Hence, in this not-so-sprawling global village, even as the men in blue failed to acclimatise Do-wn Under and followed up J.Y. Lele’s prophecy come true with the ignominy of losing a home series to the now disgraced South Africans, the fault lies with us the spectators for not transmitting to them our patriotic credentials. Sample what a columnist for a popular website had to offer by way of solution: "Perhaps as followers of this game, we lack the spirit and initiative that is needed to make a team rise higher than its worth. Perhaps we should take matters into our own hands and without being asked to turn out en masse, in blue. It is disturbing to read that while the Australians continue wearing their caps and colours with pride after a match and during the presentation, the Indians can’t wait to change into their normal attire… It shouldn’t be allowed to happen, but patriotism cannot be endorsed by a group which itself cannot stand up to the scrutiny. Let’s start thinking of ways to change from beingmere spectators to `part of the crisis management group.’"

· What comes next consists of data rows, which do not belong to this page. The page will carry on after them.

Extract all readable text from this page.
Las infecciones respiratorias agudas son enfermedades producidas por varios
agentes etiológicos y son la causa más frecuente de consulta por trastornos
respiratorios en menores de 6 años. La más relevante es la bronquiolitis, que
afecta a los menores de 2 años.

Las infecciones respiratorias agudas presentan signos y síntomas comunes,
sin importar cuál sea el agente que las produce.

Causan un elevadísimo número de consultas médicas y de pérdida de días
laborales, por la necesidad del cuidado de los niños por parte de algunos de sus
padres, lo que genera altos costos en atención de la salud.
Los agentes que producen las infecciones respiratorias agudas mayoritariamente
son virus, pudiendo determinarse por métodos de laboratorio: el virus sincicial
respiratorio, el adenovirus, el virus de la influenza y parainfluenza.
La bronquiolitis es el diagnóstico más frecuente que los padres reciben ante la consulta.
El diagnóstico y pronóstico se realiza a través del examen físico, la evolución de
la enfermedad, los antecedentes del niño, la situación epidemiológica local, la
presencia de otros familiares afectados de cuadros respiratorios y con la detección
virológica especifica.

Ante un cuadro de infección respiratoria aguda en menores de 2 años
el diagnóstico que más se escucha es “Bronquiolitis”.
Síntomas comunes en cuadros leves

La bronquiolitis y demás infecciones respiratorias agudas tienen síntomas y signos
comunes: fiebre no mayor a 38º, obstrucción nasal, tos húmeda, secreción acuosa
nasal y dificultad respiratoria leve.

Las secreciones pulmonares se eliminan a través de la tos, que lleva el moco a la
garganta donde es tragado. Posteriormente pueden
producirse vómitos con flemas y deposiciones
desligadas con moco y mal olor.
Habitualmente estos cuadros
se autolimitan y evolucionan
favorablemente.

It is this intimate exchange of national pride and personal guilt between willow talkers and living room commentators that has been endangered by Cronje’s chatty conversations with his bookie. When the Indian skipper next turns out for the toss, transforming a day in front of the idiot box into a session with a cosmic shrink will now be that much more difficult.
If we the spectators, with our edginess about touring foreign lands without a regular diet of aloo ka paranthas and curd rice, are responsible for the team’s poor travel temperament, what do Cronje’s alleged shenanigans say about our moral tenacity? If forsaking the art form that is Test cricket for the frenetic run chases in one-day ties is justified by pointing to modern fast-forward, accumulative lifestyles, what in the spectator’s little universe accounts for the muck in the Indian cricketing establishment? Rot in the Indian camp has so far not been articulated, but innuendo has surely acquired grim dimensions after the Cronje transcript.
Maybe spectators would be better advised to eschew navel-gazing and instead scrutinise the patrons of the game. In his 1980 socio-economic-cultural inquiry Patrons, Players and the Crowd: The Phenomenon of Indian Cricket, Richard Cashman noted that two of the reasons English aristocracy took to the sport were that (1) it was conducive to gambling, and (2) it helped them further social contacts and keep abreast of news, gossip, scandal and intrigue. Maybe spectators should ask whether the solution lies in a professional cricket administration not dominated by a new Indian elite seeking to further social contacts. It’s a thought, they may just discover that the fault does not lie with them.